Perhaps unsurprisingly, AOL co-founder Steve Case doesn’t think much of such calls to action. Instead, the marketing whiz-turned-investor says Washington is much better positioned than it was 10 years ago, and that the region’s tech industry is poised to explode over the next decade.
I talked with Case earlier today about why it is that Washington is rarely mentioned in tech circles, as well as whether the city is focused enough on entrepreneurship. Our chat has been edited for length.
Why do you think Washington hasn’t kept better pace with other growing tech centers, including New York? You started AOL in Washington. It was enjoying some momentum. Then it stalled.
I don’t agree that it has stalled at all. In the last few years, there’s been considerable momentum across multiple sectors in the region. There are entrepreneurial companies that work with the government like FedBid [a Vienna, Va.-based online reverse auction marketplace that recently received funding from Case].
There’s also a very strong education sector that includes [online education startups] Blackboard and K12. [Blackboard was acquired by Providence Equity Partners last July for $1.64 billion; K12 is publicly traded.] And Washington has become pretty active in terms of healthcare and biotech and energy companies –-sectors where there are advantages to being here in Washington.
How would you characterize the digital media industry in Washington?
If you focus just on digital media, Silicon Valley has the lead there and Silicon Alley has a lot of momentum. But I think people would say DC is third [in that ecosystem].

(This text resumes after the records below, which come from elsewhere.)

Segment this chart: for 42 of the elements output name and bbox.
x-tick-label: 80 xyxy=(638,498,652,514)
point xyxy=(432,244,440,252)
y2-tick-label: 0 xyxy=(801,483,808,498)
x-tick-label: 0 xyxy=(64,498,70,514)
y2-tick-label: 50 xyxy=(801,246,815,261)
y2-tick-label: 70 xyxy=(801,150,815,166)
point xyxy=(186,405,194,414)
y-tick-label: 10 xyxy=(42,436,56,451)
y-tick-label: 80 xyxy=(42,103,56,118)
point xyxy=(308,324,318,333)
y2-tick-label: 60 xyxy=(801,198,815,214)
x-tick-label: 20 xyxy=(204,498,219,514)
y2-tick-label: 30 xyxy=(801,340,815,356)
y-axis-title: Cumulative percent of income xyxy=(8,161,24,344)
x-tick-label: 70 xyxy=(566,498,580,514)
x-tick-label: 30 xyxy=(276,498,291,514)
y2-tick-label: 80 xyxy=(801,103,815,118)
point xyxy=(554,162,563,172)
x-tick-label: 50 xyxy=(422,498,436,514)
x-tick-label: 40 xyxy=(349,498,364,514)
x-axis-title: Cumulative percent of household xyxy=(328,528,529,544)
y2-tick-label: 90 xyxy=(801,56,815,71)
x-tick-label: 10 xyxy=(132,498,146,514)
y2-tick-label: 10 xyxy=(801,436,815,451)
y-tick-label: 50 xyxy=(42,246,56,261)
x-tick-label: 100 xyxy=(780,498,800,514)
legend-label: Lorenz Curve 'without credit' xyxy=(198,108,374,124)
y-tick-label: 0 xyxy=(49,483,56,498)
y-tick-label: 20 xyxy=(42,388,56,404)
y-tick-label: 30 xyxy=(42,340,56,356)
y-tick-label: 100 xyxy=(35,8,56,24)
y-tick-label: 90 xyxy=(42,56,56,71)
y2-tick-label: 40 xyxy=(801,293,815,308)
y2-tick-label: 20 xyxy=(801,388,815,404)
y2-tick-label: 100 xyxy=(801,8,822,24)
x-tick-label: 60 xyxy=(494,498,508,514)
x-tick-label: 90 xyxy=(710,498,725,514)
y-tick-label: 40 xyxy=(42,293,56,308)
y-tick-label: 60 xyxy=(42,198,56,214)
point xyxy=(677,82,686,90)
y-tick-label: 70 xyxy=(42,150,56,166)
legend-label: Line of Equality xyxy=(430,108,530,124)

When we invested in LivingSocial, it had five people. It now employs 5,000. We’ve probably invested in 10 companies in the last five years that are in Washington or [its neighboring regions], so our sense is that the market is developing nicely.
It’s certainly much different than when we started AOL here in 1985. Then it was really a government town. There wasn’t anything but law firms and lobbyists; no one was focused on entrepreneurial companies. And compared with the [the late '90s], it’s much broader. AOL was sort of the main company here back then; there weren’t a lot of others. Now, if you drive down the access road between Washington and Dulles, there are hundreds of companies.
Do you think a ploy like Mayor Bloomberg’s to lure a school to develop a tech-oriented campus might make sense for Washington?
I think it could only be additive and helpful, though the universities here are pretty strong. George Mason and Georgetown and Johns Hopkins and American University: they all offer a good mix of things.
What people don’t focus on so much is that people from around the world move to DC, and some of the best and brightest go into the government agencies that make decisions about funding innovation around the country. And many are focused on serving the nation, but not on permanently [serving] the government.
Yet smart people aren’t necessarily entrepreneurial people. I guess what I’m wondering is whether would-be entrepreneurs get enough encouragement in Washington — even while I sometimes think they get too much encouragement out here in the Bay Area.
There’s no doubt that entrepreneurship is in the air and water in Silicon Valley. And if you’re going to Stanford, for example, it’s hard not to run into people who are in that world and to meet people and see ideas. I would not say that the same exists here.
But very smart engineers who go into the government – while they might not necessarily be great entrepreneurs – can do a lot of the heavily lifting required [of a startup]. Maybe they can’t take on the risk of starting a company, but they can help scale one. And as more companies are started here, you’ll see greater network effects and increasing returns.
Momentum begets momentum. I think you’re going to see more coming out of Washington over the next decade than most people would expect.